No sooner did we announce the pregnancy that- like a cruel joke- we have to rescind. And on April Fools day too. We are so sorry guys, we are not having a baby after all.
When we first noticed the bleeding, we figured it was something normal, the body trying to menstruate or the cervix stretching out, but as it continued we started to get worried. Both of us frantically searched the internet looking for good news. We saw things we liked, things we didn’t like, and things that horrified us. We prayed for God to save us from what we did not want to face. We prayed for signs and for miracles. One thing was for sure, we had to get out of Utah and get back home.
When we got to Nevada, Theresa came into the bedroom with a smile. “Things are looking better!” she said, “Maybe it has stopped now and everything is fine.” Our friends and family members made us feel better when they told us, “oh yea, this happens. It’s normal” and so on and so on. We put it out of our minds and continued our trip home. Kanan was being so good, he even used the “big potty” a few times on his own (peppered with accidents here and there- sorry AM/PM), and we were feeling better. Then, it started all over again.
I knew by the tears streaming down her face that something was different- maybe even worse. Her head shaking confirmed that feeling. We didn’t say anything to each other. We just hugged and cried. Even Kanan knew something was up. He just sat in the back seat oblivious- and Kanan is never oblivious. He always knows when Mama is crying. We still had 4 hours to go before we got to California so we just kept driving, praying, and crying.
When we got into town, Mike picked up Kanan and we rushed to the Doctor. She saw us right away and sent us to the hospital for more tests. Once there, the tech informed us that although she knew the results she could not share them with us for legal reasons. Theresa got an ultrasound and I kept my face down on my Ipod. I wouldn’t know what I was looking at anyway and didn’t want to get all confused. It would just hurt more. Besides, I was feeling foolish anyway. I mean, just 10 hours ago we were announcing to my family that we were pregnant and posting status updates on facebook. We were 8 weeks in. We had just seen the doctor 3 days ago and she didn’t mention anything like this.
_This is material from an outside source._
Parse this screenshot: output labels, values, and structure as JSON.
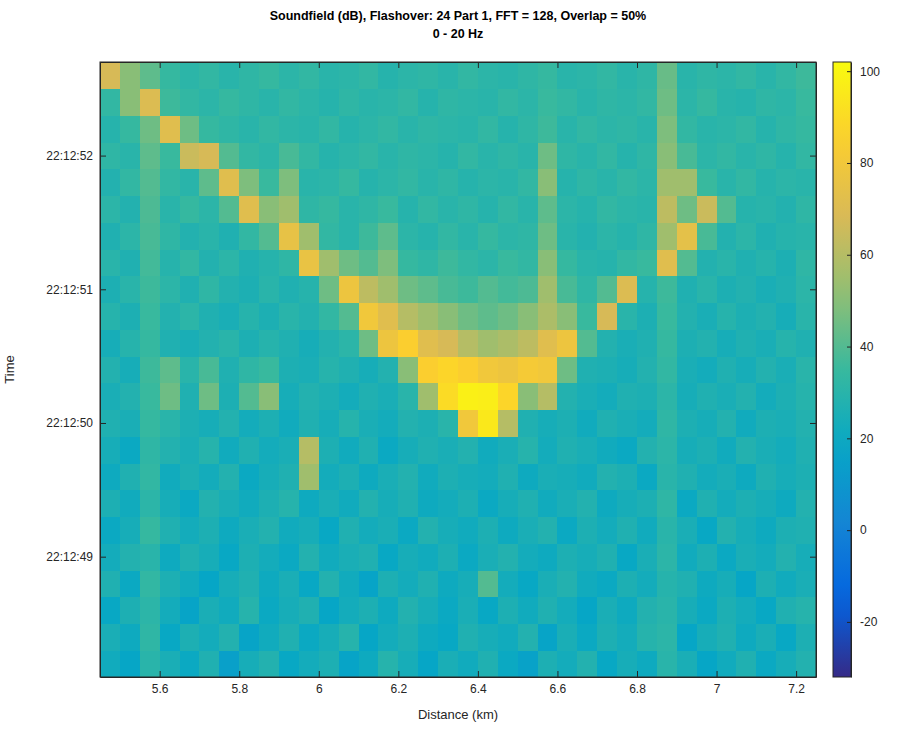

We got a call a few hours later from the doctor, it went to voicemail. When we called back we were transferred to an answering service that did not know how to contact the doctor. In a panic and in my jammies, I ran out the door and drove to her office (a block away). Locked out, I climbed over the wall, jumped onto the roof before sliding down the palm tree and into her office courtyard. From there I began to knock on her office door and the windows. No luck. Lights were out. That’s when my phone rang. It was Theresa. The doctor had called her back.
She told us that we would not know for sure but that no case like this had ever not resulted in a miscarriage. There was no reason to think we were different. I got home to find my wife writing in pain as her body terminated the pregnancy. I watched her laugh at the Brian Regan DVD we were watching then grab her belly and scream. She got Vicatin. I got a bottle of wine. We sat there together in awkward silence while the baby died inside of her.
Today was a harder day. The test results came back as we expected. It was a chromosomal disorder common to 98% of American miscarriages. No abnormalities per se, just a bad deal. There is no reason to expect we cannot conceive again and carry to term although that’s what the doctor said last time too. We’ve received a rush a phone calls, texts, and emails from friends and family who want to know “what’s happening.” You have all been great. We are dreading the sob stories and elongated conversations as (praise God) we have not received any yet. Just condolences and offers of support. We appreciate it. Anything more than “I’m so sorry and I love you” is too much. We just need to deal with this. After all, the baby is still inside her and there will come a time very soon when it will pass. I dread that day. I cannot even imagine what that will do to my wife. In addition to all her pain, it is still not over.
There is no way of knowing the larger reason of why this happened. Biologically we know that the body did not want a deformed pregnancy and so nature took its course. Spiritually, we know we are dealt a blow and must either cling or withdraw. We choose to cling. God did not take our baby, no. Adam took the fruit and thereby allowed sin and deformation, death, and decay to encroach on God’s perfect World. We never held our child, we never saw him breath or cuddled him while he slept. Perhaps this happened to teach us greater compassion. For as we mourn the loss of our unborn child, my sister and thousands of other parents are watching their children live with terrible diseases. And as we are hurting we know they are hurting and we all hurt together. Perhaps all of us loving on each other and sharing the love that God has blessed us with will cure the pain of miscarriage.